In an apparent vote of confidence in the mortgage-backed securities market, Donaldson, Lufkin & Jenrette Inc. last week hired six senior staff members for its mortgage trading and mortgage capital areas.
Eileen Fahey, group vice president for Duff & Phelps Credit Rating, said DLJ has been strong in mortgage-backed securities over the years, but fell to eighth in market share last year, from fifth in 1998.
"This may be an effort to build that back again," she said. Some analysts expect higher demand for mortgage-backed securities this year, Ms. Fahey noted, adding that DLJ "has historically focused on a higher-margin product."
DLJ has hired Mark Tecotzky, 38, and Mitchell Levine, 33, as managing directors. Both will be responsible for trading all of DLJ's residential mortgage products. Mr. Tecotzky joined DLJ from PaineWebber, where he was a managing director in the mortgage area. Mr. Levine was head of the whole loan collateralized mortgage obligation desk at Credit Suisse First Boston.
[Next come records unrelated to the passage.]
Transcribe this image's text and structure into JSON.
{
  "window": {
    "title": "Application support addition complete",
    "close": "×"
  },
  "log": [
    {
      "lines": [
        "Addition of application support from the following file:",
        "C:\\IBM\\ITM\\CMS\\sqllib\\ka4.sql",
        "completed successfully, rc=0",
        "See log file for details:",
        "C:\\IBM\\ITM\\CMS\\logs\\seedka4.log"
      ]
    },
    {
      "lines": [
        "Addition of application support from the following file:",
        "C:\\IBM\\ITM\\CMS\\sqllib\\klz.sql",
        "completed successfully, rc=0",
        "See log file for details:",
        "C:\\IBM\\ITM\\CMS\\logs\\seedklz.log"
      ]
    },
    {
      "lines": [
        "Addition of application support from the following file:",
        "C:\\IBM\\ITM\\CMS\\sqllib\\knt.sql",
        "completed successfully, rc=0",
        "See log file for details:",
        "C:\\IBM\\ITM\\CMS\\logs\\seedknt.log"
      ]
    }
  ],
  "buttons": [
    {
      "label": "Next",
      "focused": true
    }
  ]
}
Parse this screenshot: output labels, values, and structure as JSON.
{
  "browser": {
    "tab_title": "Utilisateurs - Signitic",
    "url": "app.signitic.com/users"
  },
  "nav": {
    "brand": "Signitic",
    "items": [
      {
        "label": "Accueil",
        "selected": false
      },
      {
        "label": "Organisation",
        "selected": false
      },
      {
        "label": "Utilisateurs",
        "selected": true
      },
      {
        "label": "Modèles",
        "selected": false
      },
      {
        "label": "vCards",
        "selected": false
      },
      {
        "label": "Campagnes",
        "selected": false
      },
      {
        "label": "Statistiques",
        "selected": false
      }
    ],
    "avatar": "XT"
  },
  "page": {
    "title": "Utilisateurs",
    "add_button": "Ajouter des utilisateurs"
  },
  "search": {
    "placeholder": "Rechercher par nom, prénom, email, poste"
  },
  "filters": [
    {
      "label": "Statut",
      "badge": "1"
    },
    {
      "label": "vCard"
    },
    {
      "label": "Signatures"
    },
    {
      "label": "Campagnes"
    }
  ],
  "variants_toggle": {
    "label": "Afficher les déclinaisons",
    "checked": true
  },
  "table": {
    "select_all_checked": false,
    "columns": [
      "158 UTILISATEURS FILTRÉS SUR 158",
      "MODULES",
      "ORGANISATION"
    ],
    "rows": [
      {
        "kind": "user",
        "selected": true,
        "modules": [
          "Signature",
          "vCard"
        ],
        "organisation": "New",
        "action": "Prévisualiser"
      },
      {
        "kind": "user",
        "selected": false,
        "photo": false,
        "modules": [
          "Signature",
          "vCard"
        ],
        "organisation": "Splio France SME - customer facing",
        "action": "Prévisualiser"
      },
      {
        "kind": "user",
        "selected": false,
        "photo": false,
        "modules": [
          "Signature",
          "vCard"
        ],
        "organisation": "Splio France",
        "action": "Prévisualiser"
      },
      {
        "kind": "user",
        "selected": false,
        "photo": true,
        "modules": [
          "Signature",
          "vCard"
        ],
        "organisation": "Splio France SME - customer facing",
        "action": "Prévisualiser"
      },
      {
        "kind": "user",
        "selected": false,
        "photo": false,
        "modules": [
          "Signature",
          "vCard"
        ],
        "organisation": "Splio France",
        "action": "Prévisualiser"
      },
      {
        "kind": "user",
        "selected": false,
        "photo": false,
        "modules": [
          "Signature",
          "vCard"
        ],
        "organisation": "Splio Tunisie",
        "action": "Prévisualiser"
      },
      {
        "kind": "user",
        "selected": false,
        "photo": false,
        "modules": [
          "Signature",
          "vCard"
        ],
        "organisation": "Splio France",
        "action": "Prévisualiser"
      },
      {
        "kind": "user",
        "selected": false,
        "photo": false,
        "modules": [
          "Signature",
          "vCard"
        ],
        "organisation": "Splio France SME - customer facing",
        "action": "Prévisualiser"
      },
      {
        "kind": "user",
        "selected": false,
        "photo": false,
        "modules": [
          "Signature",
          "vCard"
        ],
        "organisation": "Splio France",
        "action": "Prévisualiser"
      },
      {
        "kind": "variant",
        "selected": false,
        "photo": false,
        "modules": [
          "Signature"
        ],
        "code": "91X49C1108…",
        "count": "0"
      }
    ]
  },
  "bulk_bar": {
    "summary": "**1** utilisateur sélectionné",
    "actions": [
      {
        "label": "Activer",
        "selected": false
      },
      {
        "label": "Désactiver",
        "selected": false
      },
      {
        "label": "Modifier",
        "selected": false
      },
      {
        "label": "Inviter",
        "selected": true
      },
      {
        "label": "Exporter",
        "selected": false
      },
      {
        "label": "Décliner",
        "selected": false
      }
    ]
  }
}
Jeffery S. Detwiler, 38, and Daniel W. Thompson, 39, have joined DLJ as managing directors to set up an asset-based mortgage capital platform. Mr. Detwiler was managing director in charge of the securitization business at Residential Funding Corp., a subsidiary of GMAC Mortgage Corp. Mr. Thompson was a managing director in the asset management area of the same firm.
DLJ also hired Brett Marvin from Societe Generale in New York. Mr. Marvin, 39, is senior vice president and head of adjustable-rate mortgage trading. Joining him is Brian Bowes, 29, as a vice president in the same area. Mr. Bowes was a money manager with the Metropolitan Transit Authority.
All six report to Richard D. Winter Jr., managing director in the whole loan collateralized mortgage obligation trading group.
The buildup comes amid signs of stabilization in the mortgage industry.
After two weeks of decreases in mortgage applications, the Mortgage Bankers Association of America's most recent weekly survey found that applications for the week ending March 3 increased 18.2%.
David Lereah, chief economist for the MBA, said that despite rising interest rates, home sales remain robust. "With the housing market strong," he said, "Wall Street might be reacting to the fact that consumers are still buying homes, despite rates."